BOJONEGORO.INEWS.ID – Lembaga Penelitian dan Pengabdian Masyarakat (LPPM) Universitas Bojonegoro (Unigoro), bersama dengan Ademos Indonesia, serta Dinas Perumahan Kawasan Permukiman, dan Cipta Karya (PKPCK) Pemkab Bojonegoro, melaksanakan monitoring dan evaluasi (monev) instalasi pemanenan air hujan (IPAH) di Desa/Kecamatan Kedungadem, Kamis (6/3/25).
Hasil dari movev tersebut, seluruh pihak memastikan alat Instalasi Panen Air HUjan (IPAH), berupa toren berkapasitas 1.200 liter sekaligus pipa filtrasinya dapat berfungsi maksimal. Bahkan, warga telah memanfaatkan air hujan yang berhasil dipanen untuk kebutuhan sehari-hari.
Ketua LPPM Unigoro, Dr. Laily Agustina R., S.Si., M.Sc., membeberkan, jika dua minggu setelah distribusi dan pemasangan alat IPAH di tiga kecamatan, pihaknya melakukan monev internal untuk mengetahui kondisinya. Hasil temuan di lapangan, ternyata ada beberapa alat yang belum berfungsi akibat kesalahan teknis.
“Ternyata setelah dua minggu IPAH masih kosong karena penerima tidak tahu kalau harus buka keran pipa filtrasinya agar air hujan masuk ke toren. Itu menyebabkan air yang sudah terfiltrasi tidak masuk. Temuan lainnya ada pondasi toren yang ambles. Akibat hujan, lalu tanahnya jadi becek, diberi rabat untuk memperkuat belum kering, lalu ambles. Sehingga kami perlu mengadakan sosialisasi terkait cara penggunaan dan maintenance alat,” jelasnya, Jumat (7/3/25).
Dr. Laily melanjutkan, jika pihaknya telah menerjunkan tim teknisi ke lapangan untuk melakukan perbaikan. Sehingga saat dimonev oleh Ademos Indonesia dan Dinas PU Cipta Karya Bojonegoro, alat IPAH seluruhnya telah berfungsi maksimal.
Air hujan yang dipanen dan difiltrasi bisa dimanfaatkan untuk kebutuhan sehari-hari. Seperti mandi, mencuci, bahkan ada pula yang dikonsumsi.
“Kami telah mengambil sampel setelah air yang difiltrasi dari IPAH, lalu diuji di laboratorium. Hasilnya, kalau didasarkan pada parameter air untuk hygine sanitasi berdasarkan Permenkes Nomor 2 Tahun 2023 telah memenuhi baku mutu. Bakteri coliform-nya masih ada, tapi kadarnya masih bisa dikontrol,” ungkapnya.
“Kalau masyarakat mau memanfaatkan untuk air minum atau konsumsi, harus dimasak dulu agar aman.
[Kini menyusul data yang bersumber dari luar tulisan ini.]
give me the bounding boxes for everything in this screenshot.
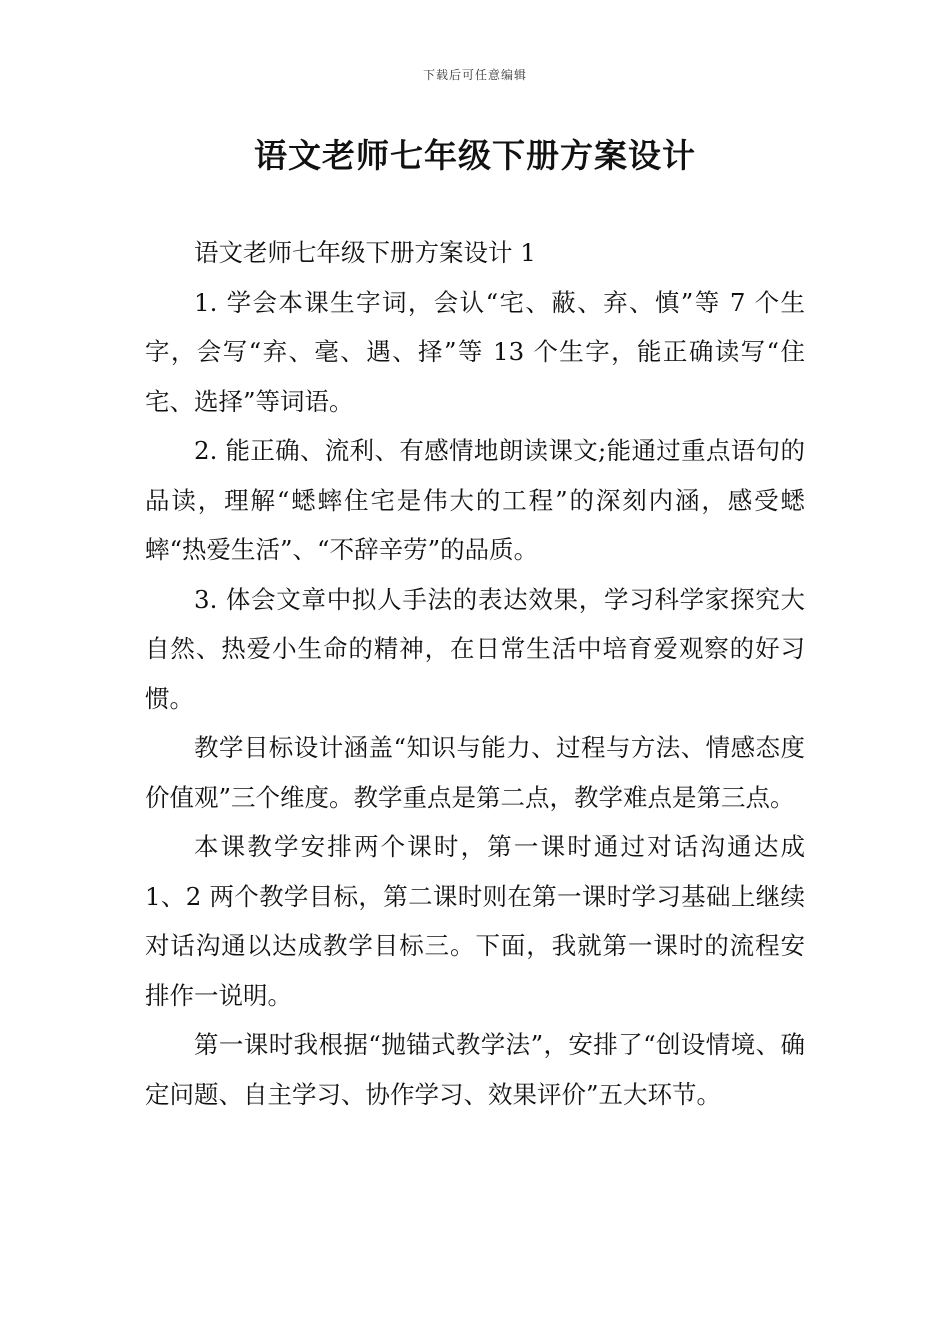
document-body — [145, 228, 805, 1119]
paragraph-goal-2: 2. 能正确、流利、有感情地朗读课文;能通过重点语句的品读，理解“蟋蟀住宅是伟大的工程”的深刻内涵，感受蟋蟀“热爱生活”、“不辞辛劳”的品质。 — [145, 436, 805, 564]
document-title: 语文老师七年级下册方案设计 — [254, 136, 696, 175]
paragraph-goal-1: 1. 学会本课生字词，会认“宅、蔽、弃、慎”等 7 个生字，会写“弃、毫、遇、择”等 13 个生字，能正确读写“住宅、选择”等词语。 — [145, 287, 805, 416]
paragraph-goal-3: 3. 体会文章中拟人手法的表达效果，学习科学家探究大自然、热爱小生命的精神，在日常生活中培育爱观察的好习惯。 — [145, 584, 805, 713]
paragraph-method: 第一课时我根据“抛锚式教学法”，安排了“创设情境、确定问题、自主学习、协作学习、效果评价”五大环节。 — [145, 1030, 805, 1109]
paragraph-goal-summary: 教学目标设计涵盖“知识与能力、过程与方法、情感态度价值观”三个维度。教学重点是第二点，教学难点是第三点。 — [145, 733, 805, 812]
paragraph-subtitle: 语文老师七年级下册方案设计 1 — [194, 238, 536, 267]
paragraph-schedule: 本课教学安排两个课时，第一课时通过对话沟通达成 1、2 两个教学目标，第二课时则在第一课时学习基础上继续对话沟通以达成教学目标三。下面，我就第一课时的流程安排作一说明。 — [145, 832, 805, 1010]
header-note: 下载后可任意编辑 — [422, 68, 527, 82]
Bakteri coliform akan mati di suhu 60 derajat celsius, sifatnya harmless (tidak berbahaya, Red),” papar dosen ilmu lingkungan Unigoro ini.
Sementara itu, Tukul, salah satu warga penerima IPAH di Desa Kedungadem, mengucapkan terima kasih kepada Pemkab Bojonegoro, Unigoro, dan Pemkab Bojonegoro atas bantuan alat IPAH. Air hujan yang tertampung di dalam toren telah dimanfaatkan untuk berbagai keperluan rumah tangga.
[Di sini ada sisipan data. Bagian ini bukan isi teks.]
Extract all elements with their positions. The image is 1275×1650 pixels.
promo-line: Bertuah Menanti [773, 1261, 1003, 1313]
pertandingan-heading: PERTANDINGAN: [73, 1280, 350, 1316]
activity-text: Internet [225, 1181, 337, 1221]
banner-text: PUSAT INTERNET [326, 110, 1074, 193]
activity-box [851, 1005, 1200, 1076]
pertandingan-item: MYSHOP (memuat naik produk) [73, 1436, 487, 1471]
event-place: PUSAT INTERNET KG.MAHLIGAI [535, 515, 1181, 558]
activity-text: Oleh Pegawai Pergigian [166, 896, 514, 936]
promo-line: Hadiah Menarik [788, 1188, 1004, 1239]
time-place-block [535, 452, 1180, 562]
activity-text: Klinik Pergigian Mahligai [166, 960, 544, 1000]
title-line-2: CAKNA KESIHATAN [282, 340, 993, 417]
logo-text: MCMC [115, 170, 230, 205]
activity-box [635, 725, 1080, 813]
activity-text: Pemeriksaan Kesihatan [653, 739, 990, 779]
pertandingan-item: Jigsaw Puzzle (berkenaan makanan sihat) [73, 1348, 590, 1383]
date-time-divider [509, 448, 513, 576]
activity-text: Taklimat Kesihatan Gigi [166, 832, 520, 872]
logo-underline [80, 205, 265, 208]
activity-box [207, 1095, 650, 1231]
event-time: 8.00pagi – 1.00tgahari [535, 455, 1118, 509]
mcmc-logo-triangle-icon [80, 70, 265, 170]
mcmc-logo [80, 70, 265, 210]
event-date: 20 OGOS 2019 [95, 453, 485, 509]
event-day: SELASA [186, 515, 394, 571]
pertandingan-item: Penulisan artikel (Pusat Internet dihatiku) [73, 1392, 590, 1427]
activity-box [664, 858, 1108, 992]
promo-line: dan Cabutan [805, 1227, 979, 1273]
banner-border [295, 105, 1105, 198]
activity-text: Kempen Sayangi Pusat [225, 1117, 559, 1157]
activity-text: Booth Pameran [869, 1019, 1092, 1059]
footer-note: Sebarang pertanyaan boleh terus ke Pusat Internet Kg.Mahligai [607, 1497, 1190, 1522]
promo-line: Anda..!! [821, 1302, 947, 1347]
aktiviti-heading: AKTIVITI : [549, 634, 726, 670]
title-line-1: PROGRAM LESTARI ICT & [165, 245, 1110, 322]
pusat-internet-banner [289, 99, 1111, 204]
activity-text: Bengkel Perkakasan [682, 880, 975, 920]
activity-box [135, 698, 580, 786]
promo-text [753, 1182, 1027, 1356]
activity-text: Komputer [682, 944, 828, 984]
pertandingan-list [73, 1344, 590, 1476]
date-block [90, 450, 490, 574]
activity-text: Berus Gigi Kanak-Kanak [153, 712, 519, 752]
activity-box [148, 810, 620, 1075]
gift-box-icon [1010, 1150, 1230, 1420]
“Sampun didamel masak, damel mimik, damel korah-korah, lan damel siram. Kula remen saestu. (Sudah digunakan untuk memasak, minum, mencuci piring, dan mandi. Saya merasa senang, Red),” ucapnya.
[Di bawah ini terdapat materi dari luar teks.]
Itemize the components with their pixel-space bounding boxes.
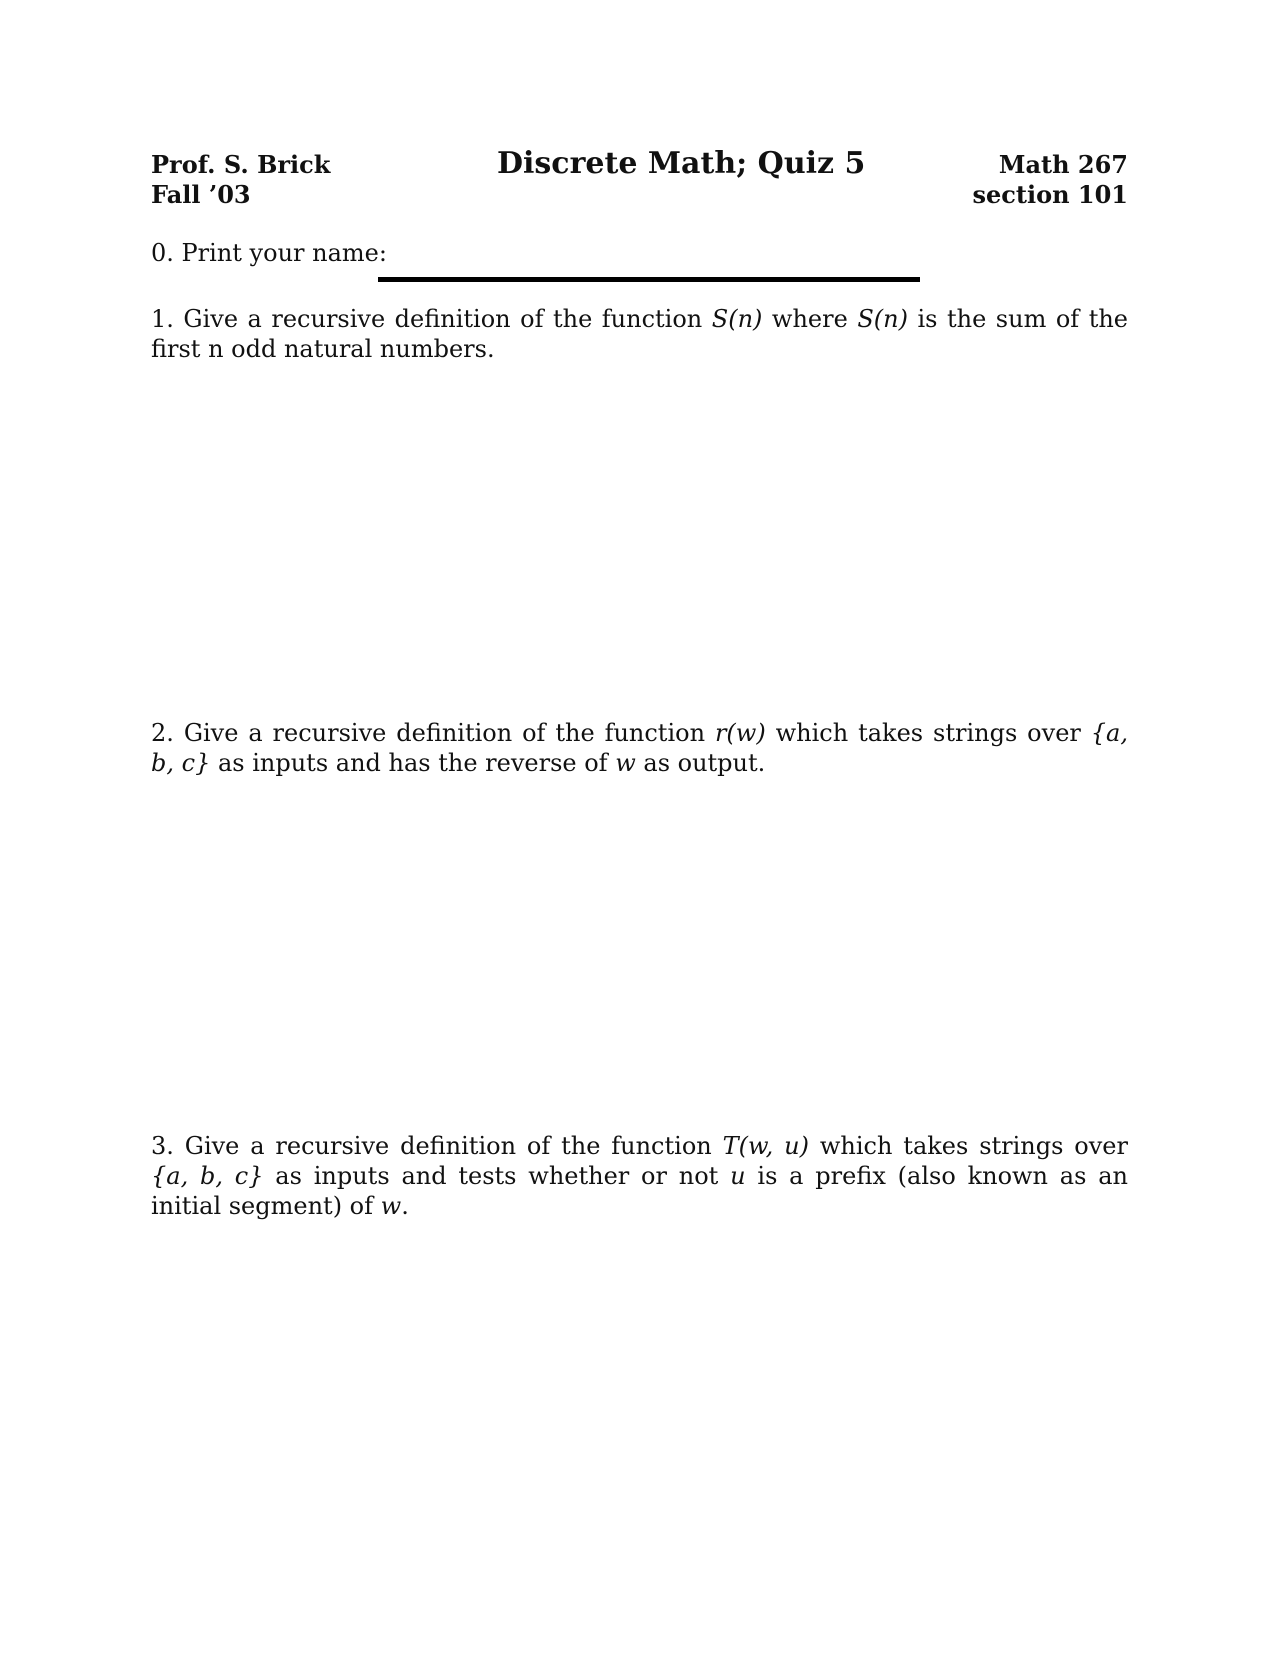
question-text: where [762, 305, 858, 333]
name-answer-line[interactable] [378, 277, 920, 282]
math-expression: S(n) [857, 305, 908, 333]
question-text: . [401, 1192, 409, 1220]
course-block [972, 150, 1128, 210]
name-prompt: 0. Print your name: [151, 239, 387, 267]
term: Fall ’03 [151, 180, 251, 209]
question-3 [151, 1131, 1128, 1221]
section-number: section 101 [972, 180, 1128, 209]
question-number: 2. [151, 719, 174, 747]
question-text: Give a recursive definition of the function [173, 719, 715, 747]
instructor-name: Prof. S. Brick [151, 150, 331, 179]
question-text: as output. [635, 749, 766, 777]
question-1 [151, 304, 1128, 364]
math-set: {a, b, c} [151, 1162, 264, 1190]
question-text: is a prefix (also known as an initial segment) of [151, 1162, 1128, 1220]
math-variable: u [730, 1162, 746, 1190]
page-title: Discrete Math; Quiz 5 [497, 146, 866, 181]
math-expression: S(n) [711, 305, 763, 333]
question-text: which takes strings over [809, 1132, 1128, 1160]
question-text: is the sum of the first n odd natural numbers. [151, 305, 1129, 363]
course-number: Math 267 [998, 150, 1128, 179]
math-variable: w [380, 1192, 402, 1220]
math-expression: T(w, u) [722, 1132, 809, 1160]
question-text: which takes strings over [765, 719, 1091, 747]
question-text: Give a recursive definition of the function [173, 305, 712, 333]
question-text: as inputs and has the reverse of [210, 749, 616, 777]
question-text: Give a recursive definition of the function [173, 1132, 723, 1160]
question-number: 3. [151, 1132, 174, 1160]
math-expression: r(w) [714, 719, 766, 747]
instructor-block [151, 150, 330, 210]
question-2 [151, 718, 1128, 778]
question-text: as inputs and tests whether or not [263, 1162, 731, 1190]
math-set: {a, b, c} [151, 719, 1128, 777]
question-number: 1. [151, 305, 174, 333]
math-variable: w [615, 749, 636, 777]
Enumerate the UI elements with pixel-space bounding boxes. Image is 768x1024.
Senada dengan Tukul, Widodo yang juga penerima IPAH di Desa Kedungadem, merasa sangat terbantu dengan adanya alat IPAH. “Apalagi di desa ini tidak semua rumah memiliki saluran air dari PDAM. IPAH ini sangat dibutuhkan dan alhamdulillah dapat berfungsi baik,” timpalnya.
Unigoro memdistribusikan 25 unit alat IPAH di Kecamatan Kedungadem, Sumberjo, dan Gondang. Sebagai bentuk dukungan atas gerakan panen air hujan yang diinisiasi Bupati dan Wakil Bupati Bojonegoro, Setyo Wahono – Nurul Azizah untuk mitigasi bencana kekeringan.
Pemilihan lokasi distribusi alat karena daerah tersebut pernah mengalami bencana kekeringan. Rumah tangga penerima manfaat juga berdasarkan data mandiri masyarakat miskin daerah (Damisda).